Я понимал: это не игрушки, это подполье. Однажды я сказал себе — да, и душа взмыла, отстегнув балласт. Наверное, те же чувства испытывала и Алла Гербер, с которой мы брели однажды по Москве и — где полунамеками, а где и без них, — обменивались нашими воззрениями на окружающую действительность. Не помню, может быть, мы вышли из одного подъезда, где жил Горбинский, а может быть, она не была в курсе его фантастических идей, но мы говорили именно о них, и я кожей чувствовал, что рядом со мною мой человек, одной дороги. Умная и смелая, Алла, как и я, задыхалась в пеленках советской журналистики.

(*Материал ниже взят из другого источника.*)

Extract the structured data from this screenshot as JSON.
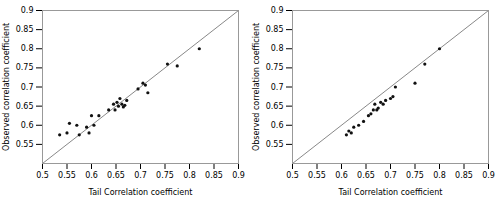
{
  "chart_data": [
    {
      "type": "scatter",
      "xlabel": "Tail Correlation coefficient",
      "ylabel": "Observed correlation coefficient",
      "xlim": [
        0.5,
        0.9
      ],
      "ylim": [
        0.5,
        0.9
      ],
      "xticks": [
        0.5,
        0.55,
        0.6,
        0.65,
        0.7,
        0.75,
        0.8,
        0.85,
        0.9
      ],
      "yticks": [
        0.55,
        0.6,
        0.65,
        0.7,
        0.75,
        0.8,
        0.85,
        0.9
      ],
      "series": [
        {
          "type": "line",
          "color": "#888888",
          "x": [
            0.5,
            0.9
          ],
          "values": [
            0.5,
            0.9
          ]
        },
        {
          "type": "scatter",
          "color": "#111111",
          "x": [
            0.535,
            0.55,
            0.555,
            0.57,
            0.575,
            0.59,
            0.595,
            0.6,
            0.605,
            0.615,
            0.635,
            0.645,
            0.648,
            0.652,
            0.655,
            0.658,
            0.662,
            0.665,
            0.668,
            0.672,
            0.695,
            0.705,
            0.71,
            0.715,
            0.755,
            0.775,
            0.82
          ],
          "values": [
            0.575,
            0.58,
            0.605,
            0.6,
            0.575,
            0.595,
            0.58,
            0.625,
            0.6,
            0.625,
            0.64,
            0.655,
            0.64,
            0.66,
            0.65,
            0.67,
            0.655,
            0.648,
            0.652,
            0.665,
            0.695,
            0.71,
            0.705,
            0.685,
            0.76,
            0.755,
            0.8
          ]
        }
      ]
    },
    {
      "type": "scatter",
      "xlabel": "Tail Correlation coefficient",
      "ylabel": "Observed correlation coefficient",
      "xlim": [
        0.5,
        0.9
      ],
      "ylim": [
        0.5,
        0.9
      ],
      "xticks": [
        0.5,
        0.55,
        0.6,
        0.65,
        0.7,
        0.75,
        0.8,
        0.85,
        0.9
      ],
      "yticks": [
        0.55,
        0.6,
        0.65,
        0.7,
        0.75,
        0.8,
        0.85,
        0.9
      ],
      "series": [
        {
          "type": "line",
          "color": "#888888",
          "x": [
            0.5,
            0.9
          ],
          "values": [
            0.5,
            0.9
          ]
        },
        {
          "type": "scatter",
          "color": "#111111",
          "x": [
            0.61,
            0.615,
            0.62,
            0.625,
            0.635,
            0.645,
            0.655,
            0.66,
            0.665,
            0.668,
            0.672,
            0.675,
            0.68,
            0.685,
            0.69,
            0.7,
            0.705,
            0.71,
            0.75,
            0.77,
            0.8
          ],
          "values": [
            0.575,
            0.585,
            0.58,
            0.595,
            0.6,
            0.61,
            0.625,
            0.63,
            0.64,
            0.655,
            0.64,
            0.645,
            0.66,
            0.655,
            0.665,
            0.67,
            0.675,
            0.7,
            0.71,
            0.76,
            0.8
          ]
        }
      ]
    }
  ]
}
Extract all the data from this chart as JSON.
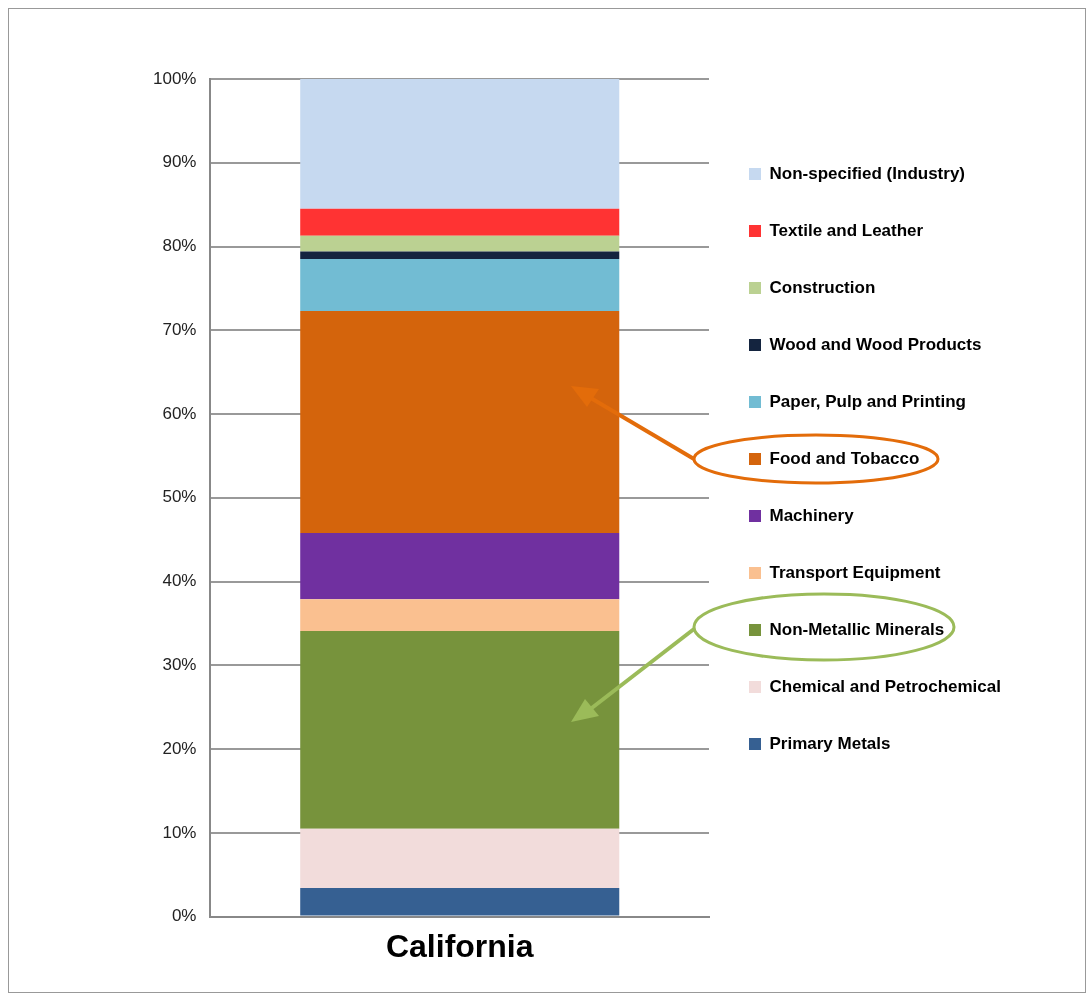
{
  "chart_data": {
    "type": "bar",
    "stacked": true,
    "categories": [
      "California"
    ],
    "series": [
      {
        "name": "Primary Metals",
        "color": "#366092",
        "values": [
          3.4
        ]
      },
      {
        "name": "Chemical and Petrochemical",
        "color": "#f2dcdb",
        "values": [
          7.1
        ]
      },
      {
        "name": "Non-Metallic Minerals",
        "color": "#77933c",
        "values": [
          23.6
        ]
      },
      {
        "name": "Transport Equipment",
        "color": "#fac090",
        "values": [
          3.8
        ]
      },
      {
        "name": "Machinery",
        "color": "#7030a0",
        "values": [
          7.9
        ]
      },
      {
        "name": "Food and Tobacco",
        "color": "#d4640c",
        "values": [
          26.5
        ]
      },
      {
        "name": "Paper, Pulp and Printing",
        "color": "#72bcd3",
        "values": [
          6.2
        ]
      },
      {
        "name": "Wood and Wood Products",
        "color": "#14243f",
        "values": [
          0.9
        ]
      },
      {
        "name": "Construction",
        "color": "#bbd192",
        "values": [
          1.9
        ]
      },
      {
        "name": "Textile and Leather",
        "color": "#ff3333",
        "values": [
          3.2
        ]
      },
      {
        "name": "Non-specified (Industry)",
        "color": "#c6d9f0",
        "values": [
          15.5
        ]
      }
    ],
    "ylim": [
      0,
      100
    ],
    "yticks": [
      {
        "value": 0,
        "label": "0%"
      },
      {
        "value": 10,
        "label": "10%"
      },
      {
        "value": 20,
        "label": "20%"
      },
      {
        "value": 30,
        "label": "30%"
      },
      {
        "value": 40,
        "label": "40%"
      },
      {
        "value": 50,
        "label": "50%"
      },
      {
        "value": 60,
        "label": "60%"
      },
      {
        "value": 70,
        "label": "70%"
      },
      {
        "value": 80,
        "label": "80%"
      },
      {
        "value": 90,
        "label": "90%"
      },
      {
        "value": 100,
        "label": "100%"
      }
    ],
    "grid": "y",
    "legend": "right"
  }
}
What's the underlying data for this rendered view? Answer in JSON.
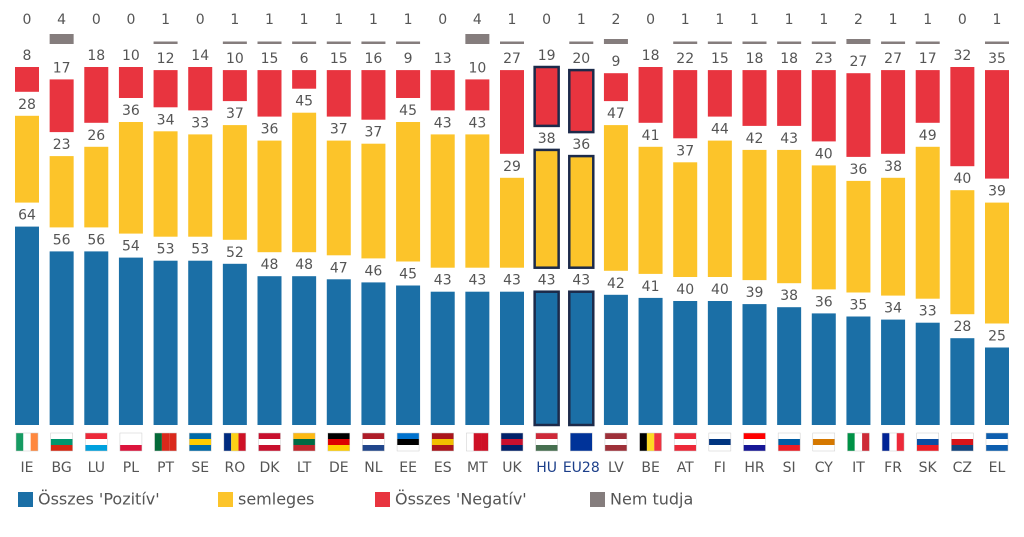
{
  "chart_data": {
    "type": "bar",
    "stacked": true,
    "categories": [
      "IE",
      "BG",
      "LU",
      "PL",
      "PT",
      "SE",
      "RO",
      "DK",
      "LT",
      "DE",
      "NL",
      "EE",
      "ES",
      "MT",
      "UK",
      "HU",
      "EU28",
      "LV",
      "BE",
      "AT",
      "FI",
      "HR",
      "SI",
      "CY",
      "IT",
      "FR",
      "SK",
      "CZ",
      "EL"
    ],
    "highlight": [
      "HU",
      "EU28"
    ],
    "series": [
      {
        "name": "Összes 'Pozitív'",
        "color": "#1b6fa6",
        "values": [
          64,
          56,
          56,
          54,
          53,
          53,
          52,
          48,
          48,
          47,
          46,
          45,
          43,
          43,
          43,
          43,
          43,
          42,
          41,
          40,
          40,
          39,
          38,
          36,
          35,
          34,
          33,
          28,
          25
        ]
      },
      {
        "name": "semleges",
        "color": "#fcc42a",
        "values": [
          28,
          23,
          26,
          36,
          34,
          33,
          37,
          36,
          45,
          37,
          37,
          45,
          43,
          43,
          29,
          38,
          36,
          47,
          41,
          37,
          44,
          42,
          43,
          40,
          36,
          38,
          49,
          40,
          39
        ]
      },
      {
        "name": "Összes 'Negatív'",
        "color": "#e8343f",
        "values": [
          8,
          17,
          18,
          10,
          12,
          14,
          10,
          15,
          6,
          15,
          16,
          9,
          13,
          10,
          27,
          19,
          20,
          9,
          18,
          22,
          15,
          18,
          18,
          23,
          27,
          27,
          17,
          32,
          35
        ]
      },
      {
        "name": "Nem tudja",
        "color": "#857d7d",
        "values": [
          0,
          4,
          0,
          0,
          1,
          0,
          1,
          1,
          1,
          1,
          1,
          1,
          0,
          4,
          1,
          0,
          1,
          2,
          0,
          1,
          1,
          1,
          1,
          1,
          2,
          1,
          1,
          0,
          1
        ]
      }
    ]
  }
}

Так, из уст в уста, от сердца к сердцу, мы обрастали друзьями.
Словом, Ильенков обещал подумать. Но первая ласточка была уже в «библиотеке»: Отто Лацис переправил из Праги, где работал, свой «Год Великого перелома». Рем снабдил рукопись редакторским комментарием, а я раздобыл пачку тончайшей папиросной бумаги и искал надежную машинистку.
Поиски затягивались.
Наконец Рему надоело ждать и он, не сказав ни мне, ни Фоме Лямкину ни слова, отдал рукопись своей знакомой.
Это произошло десять дней назад. И вот теперь я сидел на Лубянке и, глотая слюну, ждал очередного вызова.
За окном давно почернело. Разговор тек вяло, лениво, в тягость для обоих. Иногда я как бы засыпал, не слышал, что мне говорят, а если и слышал — не отвечал, смотрел в стену и молчал.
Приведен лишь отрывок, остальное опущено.